2.Therapists are people too

They have their own problems and this can benefit you. You don’t want a therapist who has a perfect life. Most therapists will have been to therapy at some point in their lives. If they lead a life free from conflict and turmoil, they have never had to figure out the best way to handle a tough personal situation. Now a days, this experience is deemed so vital that most counselling and psychotherapy programs require candidates take part in therapy. Importantly, from a therapists experience, you can benefit from their successful problem solving skills that that have deployed for their own life.

3.Therapists don’t prescribe medication

Typically the job of psychiatrists will involve prescriptions for medication whereas counsellors and psychotherapists will not. However, they can coordinate with another professional to help you start or end a medication, if they feel this may benefit you.

4.You don’t have to be mentally ill to go to therapy

One of the most important issues you may have to face is the stigma that follows therapy and mental illness. Many people attend therapy for all sorts of reasons that aren’t mental disorders. What’s more, there is no shame in seeking help from a therapist if you believe you do have a mental illness. It’s the same as going to a doctor for any other medical condition, yet it is sometimes seen in a completely different light. Many people that could benefit from therapy may feel they are not struggling enough to warrant getting help. If a person feels as though they are not able to live life to the full because of their mental state, there is no harm in seeking help from a therapist.

5.Your therapist isn’t talking about you with their friends at the bar

In many circumstances, it can benefit you when your therapist consults their supervisors about your case. Brainstorming ideas about where best to go next can only be a good thing. However, that being said, as far as professional therapists are concerned, confidentiality is rule number one. Even when discussing cases with a trusted supervisor, the therapist will present a stripped-down version with no identifying information. Patients need to be able to open up during their sessions within a safe environment free from judgement.
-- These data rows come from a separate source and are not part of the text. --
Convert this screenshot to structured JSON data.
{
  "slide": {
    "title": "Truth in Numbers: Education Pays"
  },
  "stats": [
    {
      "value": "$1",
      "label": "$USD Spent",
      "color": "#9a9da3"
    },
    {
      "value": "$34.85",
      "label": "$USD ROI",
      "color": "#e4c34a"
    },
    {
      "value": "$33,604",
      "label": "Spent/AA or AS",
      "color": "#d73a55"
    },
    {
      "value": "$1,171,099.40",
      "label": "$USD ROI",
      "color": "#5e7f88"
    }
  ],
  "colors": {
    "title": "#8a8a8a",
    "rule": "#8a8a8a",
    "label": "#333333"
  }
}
6.Therapy is most effective when a two way dialogue is established

‘Talking therapy’ is more than the title suggests. Not only do you talk about your problems, but you need to work towards a solution. Some therapy may involve homework, e.g. tracking your moods or participating in social activities that may have caused you problems in the past. If the client is prepared to talk about what made them come in for therapy and what they’d like to work on, it becomes a much more efficient and beneficial process for them.
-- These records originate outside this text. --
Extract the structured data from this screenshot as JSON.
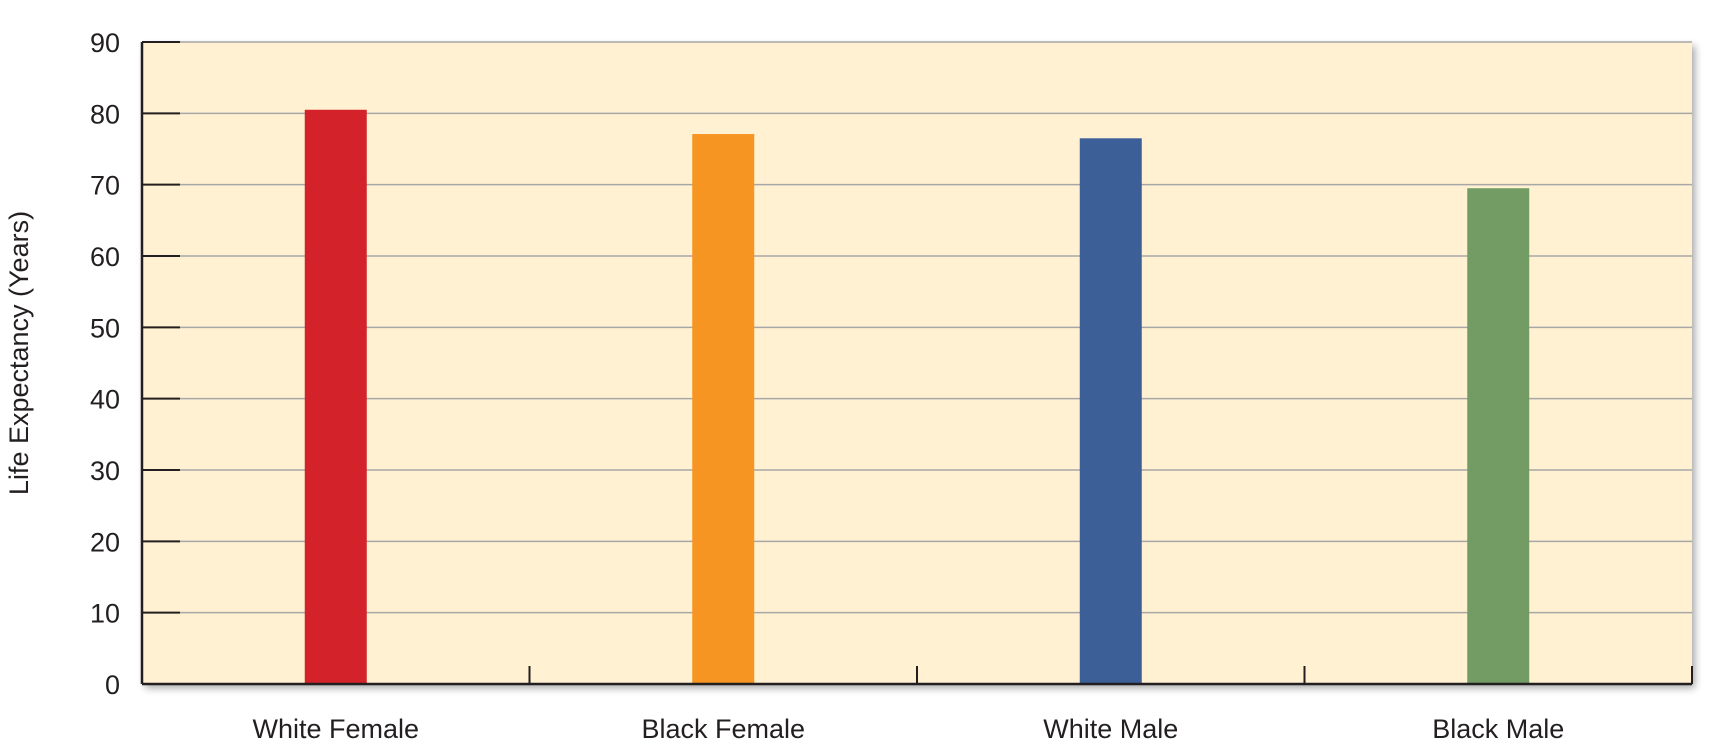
{
  "chart_data": {
    "type": "bar",
    "title": "",
    "xlabel": "",
    "ylabel": "Life Expectancy (Years)",
    "categories": [
      "White Female",
      "Black Female",
      "White Male",
      "Black Male"
    ],
    "values": [
      80.5,
      77.1,
      76.5,
      69.5
    ],
    "ylim": [
      0,
      90
    ],
    "yticks": [
      "0",
      "10",
      "20",
      "30",
      "40",
      "50",
      "60",
      "70",
      "80",
      "90"
    ],
    "grid": true,
    "colors": {
      "plot_background": "#fff1d2",
      "gridline": "#a7a7a7",
      "axis": "#231f20",
      "bars": [
        "#d3222a",
        "#f69521",
        "#3d5f98",
        "#729c64"
      ]
    }
  }
}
7. It doesn’t have to be a long-term commitment

One of the main misconceptions about going to therapy is that people think if you go once, you will be stuck in an endless cycle of therapy sessions for years to come. Therefore people see starting therapy as this potentially huge decision and get scared away from it. In reality, it depends heavily on the individual whether they go to therapy once per week for 15 years or just a handful of times depending on what they are wishing to accomplish. If the client is anxious about their commitment, it is perfectly ok to inquire in the first session about what the therapist thinks is the best course of action for you.

8.You and your therapist have to be compatible

Finding a therapist is easy. What’s more difficult is finding one that is the right ‘fit’ for you. Your therapist could be the most highly qualified professional in the country, but if you don’t feel comfortable around them, in other words the ‘fit’ isn’t right, then your sessions will be far less effective. You need to decide on a personal level, do you think your therapist is easy to relate to and to open up to. Do they have similar views on the best way to go forward for you? In fact this factor of connection between therapist and client has been proved to be the main factor in the success rate of the therapy. The experience of therapy isn’t always going to be enjoyable, but at least you should feel safe and accepted.
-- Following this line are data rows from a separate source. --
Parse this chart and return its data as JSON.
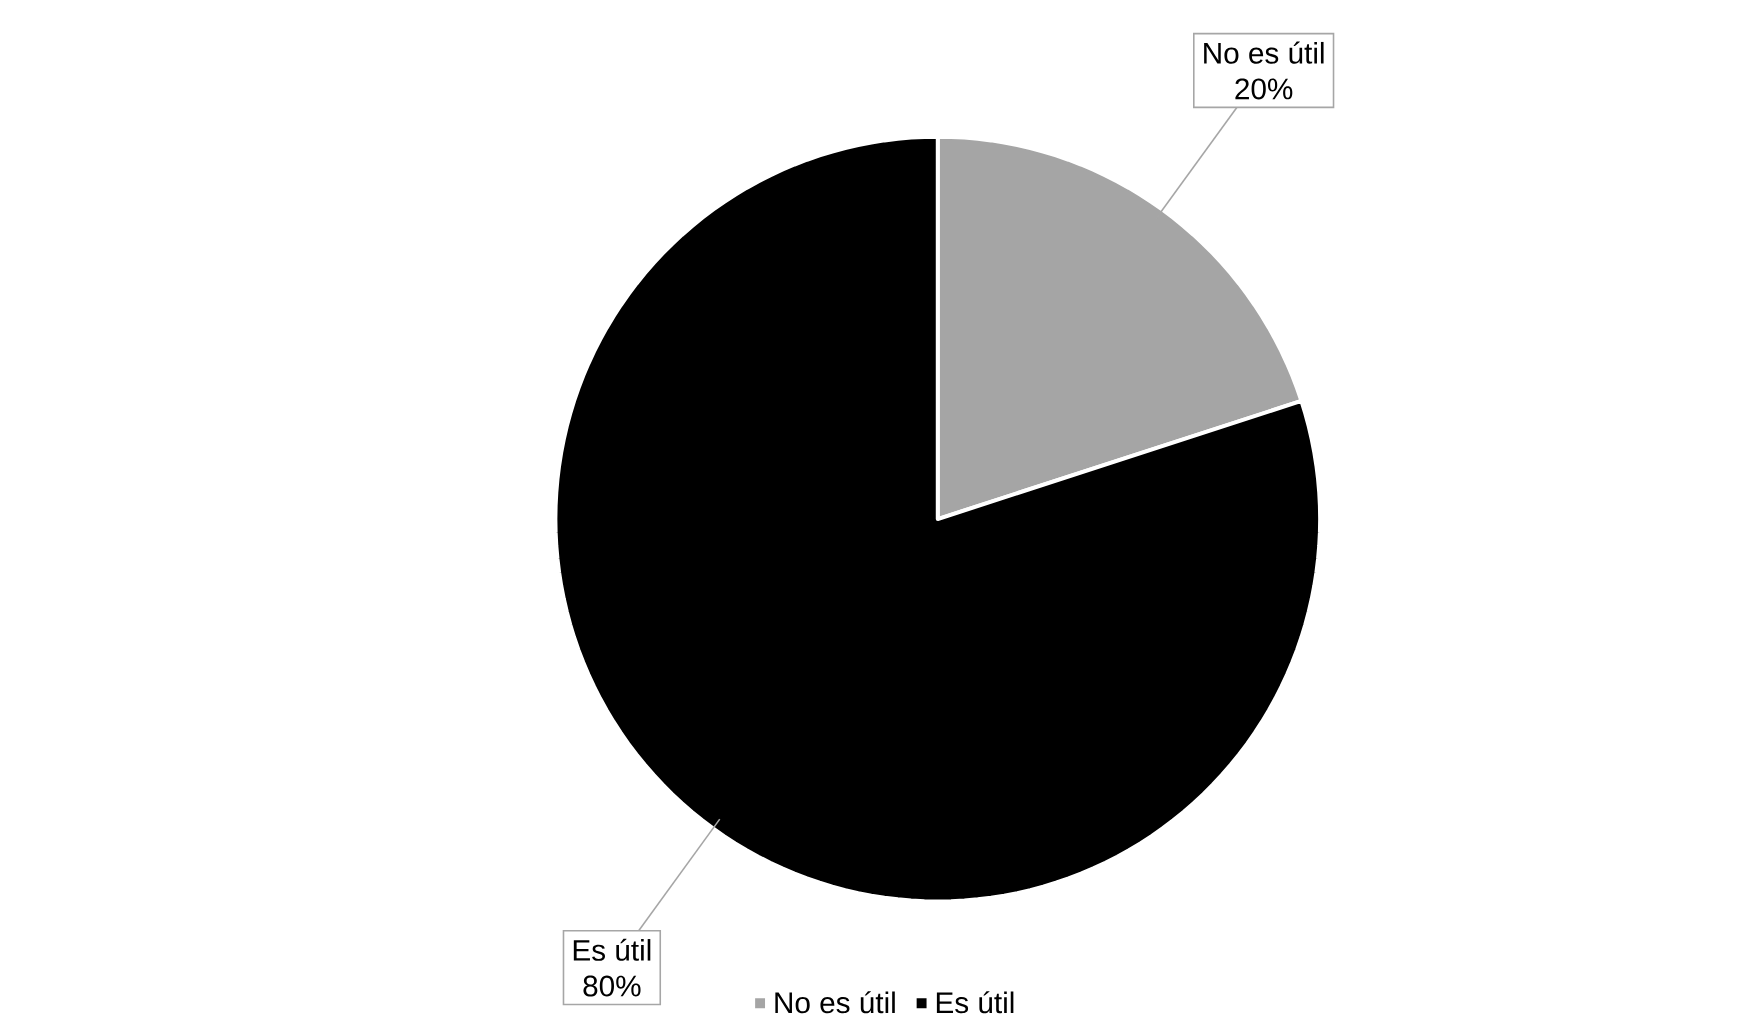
{
  "chart_data": {
    "type": "pie",
    "categories": [
      "No es útil",
      "Es útil"
    ],
    "values": [
      20,
      80
    ],
    "value_labels": [
      "20%",
      "80%"
    ],
    "colors": [
      "#a5a5a5",
      "#000000"
    ],
    "legend": "bottom"
  }
}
9.You can always restart therapy if need be

When the client and the therapists are happy with the progress they have made during their sessions to the extent that they both feel therapy is no longer needed, they may decide to terminate the sessions. However, life can be difficult and even though the client showed fantastic progress, they may not have been able to completely eradicate the problems they had before. It is therefore perfectly ok to go back to your therapist if you feel you need a few booster sessions. It’s all about what works best for you.

 10.Therapists believe what they do is incredibly rewarding

What you take from therapy sessions may stay with you and positively impact the way you live the rest of your life. For therapists, to be involved with that process of effective self improvement is extremely rewarding. Watching someone grow and develop a new understanding of them self is the main reason why they do what they do. It is endlessly interesting and completely enjoyable.